Behaviour change apps – do they really work?
Why people behave the way they do is one of the biggest issues in most industries and when it comes to information technology and healthcare, this is probably the holy grail. The world of gaming has been able to tap into the tenets of engaging their users for the long term when we see the sheer numbers that play games like “Angry birds” and even more so, in online MMORPGs (Massively Multiplayer Online Role Play Games) such as World of Warcraft. The latter is a great example of appropriating several behaviour change theories when engaging their users, resulting in long-term loyalty and repeated game play. Some of the tactics employed relate to gamification – an issue already discussed on Salus Digital. Over and beyond this, however, are the social connections that are created as a part of playing these games – bringing people together with like-minded pursuits and motivations, which encourage users to play every day, week, month and year and it is this aspect that other successful systems share in in order to increase uptake with their users.
At this year’s D.I.C.E. (Design, Innovate, Communicate & Entertain) summit in February, Dr Jesse Schell from Carnegie Mellon’s Entertainment Technology Centre, who has extensively studied the reasons why people play such “addictive” games, has said that whether people are made to feel obligated or invited to play a game, seems to be what makes “the difference between work and play … slavery and freedom … efficiency and pleasure.”
He quotes the “Self-Determination Theory” (Edward Deci and Richard Ryan) in regard to the concept that being able to choose for oneself is key in order to affect and maintain behaviour change. He uses the terms “hafta” and “wanna” for the polarities concerned. Psychologists also reinforce this by describing “reactance” as the automatic response to any threat to one’s autonomy and it is this accentuated reaction which can actively change a non-motivated person into a negatively motivated one – someone who is turned off from and refuses (whether subconsciously or not) to participate further, thus making developers of systems wanting to convert these particular users into motivated ones even harder to achieve.
Thus apps such as MyFitnessPal which require repeated and diligent logging of food eaten by the user – in the form of a food diary, soon become tedious to users who would not keep such a detailed account of their eating habits anyway, whereas an app such as Fitocracy, which by incorporating social support and encouragement into their app usage structure and provision of in-app connection with real people, have – like the MMORPGs – appropriated this type of behaviour change theory to improve the motivation to help log progress because there was another more compelling reason (their social network) to do so – thus replacing the “hafta” for the “wanna”.

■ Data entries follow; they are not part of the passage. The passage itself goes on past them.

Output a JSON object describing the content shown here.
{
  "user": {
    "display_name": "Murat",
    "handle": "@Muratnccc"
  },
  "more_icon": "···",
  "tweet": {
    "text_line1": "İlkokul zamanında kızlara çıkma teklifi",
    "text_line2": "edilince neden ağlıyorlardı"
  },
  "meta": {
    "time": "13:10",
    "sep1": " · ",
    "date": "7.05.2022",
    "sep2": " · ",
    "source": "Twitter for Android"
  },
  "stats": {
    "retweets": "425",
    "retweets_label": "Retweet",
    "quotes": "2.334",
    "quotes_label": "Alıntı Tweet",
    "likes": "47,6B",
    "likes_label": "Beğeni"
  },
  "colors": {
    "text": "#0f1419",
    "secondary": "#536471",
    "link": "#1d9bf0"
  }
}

- J. Fogg, director of the Persuasive Technology Lab at Stanford University has developed a model of behaviour change which also applies. His view, which is shared by many clinicians, is that behaviour change cannot be achieved by just one piece of technological kit alone and that there are three aspects of behaviour change that are involved:
Motivation: including fear, pleasure, pain, hope, social acceptance and rejection.
Ability: one’s capability – which is itself adaptable to training
Trigger: a kind of “call to action”
He also describes 3 steps to use when developing an app for behaviour change:
Step 1: Be specific: tailor the approach as much as possible and provide realistic suggestions
Step 2: Make it easy – as Fogg describes that too difficult a task risks the user to abandoning altogether.
Step 3: Trigger behaviour: direct appeal, social trigger/support, gamification, rewards, data visualisation, multimodal design, etc.
Mirroring this to the apps already mentioned, Fitocracy provides personalised/specific information – which other studies have shown to be effective as well as highly engaging. The app provides an easy and uncomplicated/hassle-free way to manage the change in behaviour and utilises social prompting and connections to trigger the behaviour into “wanna” haves rather than “hafta” haves.
A similar approach is being launched by Omada Health in the states – a company who had rolled out successful workplace wellness programs and who have started the difficult task of offering a similar connected service to Medicaid diabetic/pre-diabetic patients in which personalisation comes in the form of regionally allocated real-live health coaches who are assigned to each regional group offering localised/personalised guidance.
If Omada Health follow the tenets of behaviour change as touched on above whilst rolling out their first trial to the 300 Medicaid patients they have targeted, the chances are high in regard to improving diabetes self-management by using social support, personalised tracking, and ease of access to locally sourced affordable alternatives to help keep the target users motivated to do and choose healthier activities and options and with technology already being used by those on Medicaid – usually those patients in the poorer income bracket but the most to gain from such programs/tools.